Introduction
Freedesktop SDK is a free, community-developed, and open-source project that simplifies the process of creating various software artefacts. Common use cases include building containers, Flatpak runtimes, snaps, and complete operating systems.
In this article, we explore a more lightweight approach to assessing reproducibility that prioritises speed, whilst providing meaningful validation to the engineer at the artefact level. Additionally, we provide metrics to help quantify the performance gap and discuss the tradeoffs between the two approaches. Note that this article focuses on Freedesktop SDK as an example repository to analyse the reproducibility workflow inside it and explores an alternative workflow strategy that aligns more closely with how upstream Linux distributions handle reproducibility.
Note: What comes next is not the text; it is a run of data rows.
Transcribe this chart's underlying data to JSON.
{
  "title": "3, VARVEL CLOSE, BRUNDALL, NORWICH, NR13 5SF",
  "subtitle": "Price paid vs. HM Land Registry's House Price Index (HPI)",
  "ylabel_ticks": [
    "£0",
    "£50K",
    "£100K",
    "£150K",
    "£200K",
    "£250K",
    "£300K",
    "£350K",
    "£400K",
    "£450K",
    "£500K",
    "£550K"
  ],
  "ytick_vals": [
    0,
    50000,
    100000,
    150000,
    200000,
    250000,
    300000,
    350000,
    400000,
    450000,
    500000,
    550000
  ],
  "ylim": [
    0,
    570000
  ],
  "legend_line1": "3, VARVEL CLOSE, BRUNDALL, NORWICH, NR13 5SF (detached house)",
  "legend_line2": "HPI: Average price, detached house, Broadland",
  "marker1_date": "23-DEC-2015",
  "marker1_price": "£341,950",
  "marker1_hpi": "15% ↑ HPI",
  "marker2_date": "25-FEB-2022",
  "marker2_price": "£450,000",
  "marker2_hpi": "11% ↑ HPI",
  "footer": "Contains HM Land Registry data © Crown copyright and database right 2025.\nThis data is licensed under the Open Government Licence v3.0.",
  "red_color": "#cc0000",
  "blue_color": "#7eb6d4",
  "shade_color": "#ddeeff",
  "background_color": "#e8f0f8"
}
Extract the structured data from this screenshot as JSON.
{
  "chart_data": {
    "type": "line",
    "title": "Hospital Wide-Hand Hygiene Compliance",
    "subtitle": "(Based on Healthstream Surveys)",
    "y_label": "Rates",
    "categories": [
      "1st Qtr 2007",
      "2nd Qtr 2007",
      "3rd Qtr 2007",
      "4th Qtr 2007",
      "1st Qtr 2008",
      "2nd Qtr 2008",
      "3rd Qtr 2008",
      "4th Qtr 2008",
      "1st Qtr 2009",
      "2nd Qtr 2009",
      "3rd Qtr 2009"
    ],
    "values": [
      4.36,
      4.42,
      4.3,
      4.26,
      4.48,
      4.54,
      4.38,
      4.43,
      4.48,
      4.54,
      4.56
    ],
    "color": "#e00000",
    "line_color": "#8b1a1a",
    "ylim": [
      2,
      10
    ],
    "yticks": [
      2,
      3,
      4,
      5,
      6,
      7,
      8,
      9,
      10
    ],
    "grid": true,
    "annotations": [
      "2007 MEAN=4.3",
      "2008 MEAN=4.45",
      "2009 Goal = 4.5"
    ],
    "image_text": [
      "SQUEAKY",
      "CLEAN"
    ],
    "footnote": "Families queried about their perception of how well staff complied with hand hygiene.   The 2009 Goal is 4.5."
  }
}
Summarising reproducibility
Reproducibility in the context of Software Engineering can refer to different definitions depending on the environment and requirements. In this article, we consider bit-for-bit reproducibility, i.e., the ability to generate an identical binary given the same source code input and build environment.
The concept of reproducibility as a principle applies broadly to scientific and engineering disciplines, where the results from an experiment should be achievable with a high degree of reliability when the study is replicated. The Wikipedia article on reproducible builds provides a broad overview of the concept and its historical context within Software Engineering. It defines reproducible builds as:
"Reproducible builds, also known as deterministic compilation, is a process of building software which ensures the resulting binary code can be reproduced. Source code compiled deterministically will always output the same binary."
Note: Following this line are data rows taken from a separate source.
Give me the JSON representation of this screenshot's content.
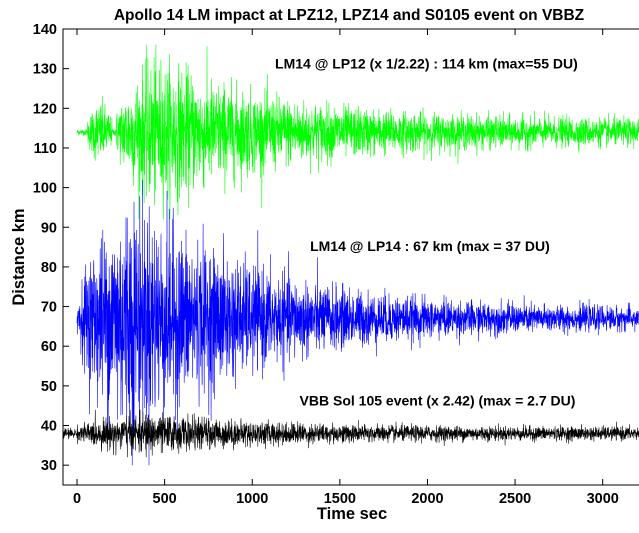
{
  "chart_data": {
    "type": "line",
    "title": "Apollo 14 LM impact at LPZ12, LPZ14 and S0105 event on VBBZ",
    "xlabel": "Time sec",
    "ylabel": "Distance km",
    "xlim": [
      -80,
      3230
    ],
    "ylim": [
      25,
      140
    ],
    "xticks": [
      0,
      500,
      1000,
      1500,
      2000,
      2500,
      3000
    ],
    "yticks": [
      30,
      40,
      50,
      60,
      70,
      80,
      90,
      100,
      110,
      120,
      130,
      140
    ],
    "grid": false,
    "series": [
      {
        "color": "#00ff00",
        "baseline": 114,
        "t_start": 0,
        "t_end": 3230,
        "precursor_end": 220,
        "peak_time": 450,
        "peak_max": 136,
        "peak_min": 92,
        "end_amplitude": 1.5
      },
      {
        "color": "#0000ff",
        "baseline": 67,
        "t_start": 0,
        "t_end": 3230,
        "precursor_end": 0,
        "peak_time": 300,
        "peak_max": 102,
        "peak_min": 30,
        "end_amplitude": 1.2
      },
      {
        "color": "#000000",
        "baseline": 38,
        "t_start": -80,
        "t_end": 3230,
        "precursor_end": 0,
        "peak_time": 400,
        "peak_max": 44,
        "peak_min": 32,
        "end_amplitude": 0.8
      }
    ],
    "annotations": [
      {
        "text": "LM14 @ LP12 (x 1/2.22) : 114 km (max=55 DU)",
        "x": 1130,
        "y": 130
      },
      {
        "text": "LM14 @ LP14 : 67 km (max = 37 DU)",
        "x": 1330,
        "y": 84
      },
      {
        "text": "VBB Sol 105 event (x 2.42) (max = 2.7 DU)",
        "x": 1270,
        "y": 45
      }
    ]
  }
}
In theory, this sounds both useful and doable. In reality, achieving reproducibility is harder than it sounds. Build processes can be influenced by a range of factors, such as timestamps, environment variables, filesystem ordering, and differences within the toolchain behaviour. Unless you control these factors, you risk introducing stochastic variations in the final artefact, which decreases the confidence in the system as a whole.
The reproducible-builds project is one well-known community effort focused on improving reproducible builds. They have regular talks and events that take place each year. In addition, they publish monthly reports.
The official definition on their website is:
“Reproducible builds are a set of software development practices that create an independently-verifiable path from source to binary code.”
In short, reproducibility is widely regarded as an important topic within Software Engineering, particularly in environments that prioritise trustworthiness and long-term maintainability.
BuildStream plays a crucial role in reducing this problem because it enables you to declare software stacks in a declarative format and control the build environment, which helps reduce sources of non-determinism and makes reproducibility achievable in practice.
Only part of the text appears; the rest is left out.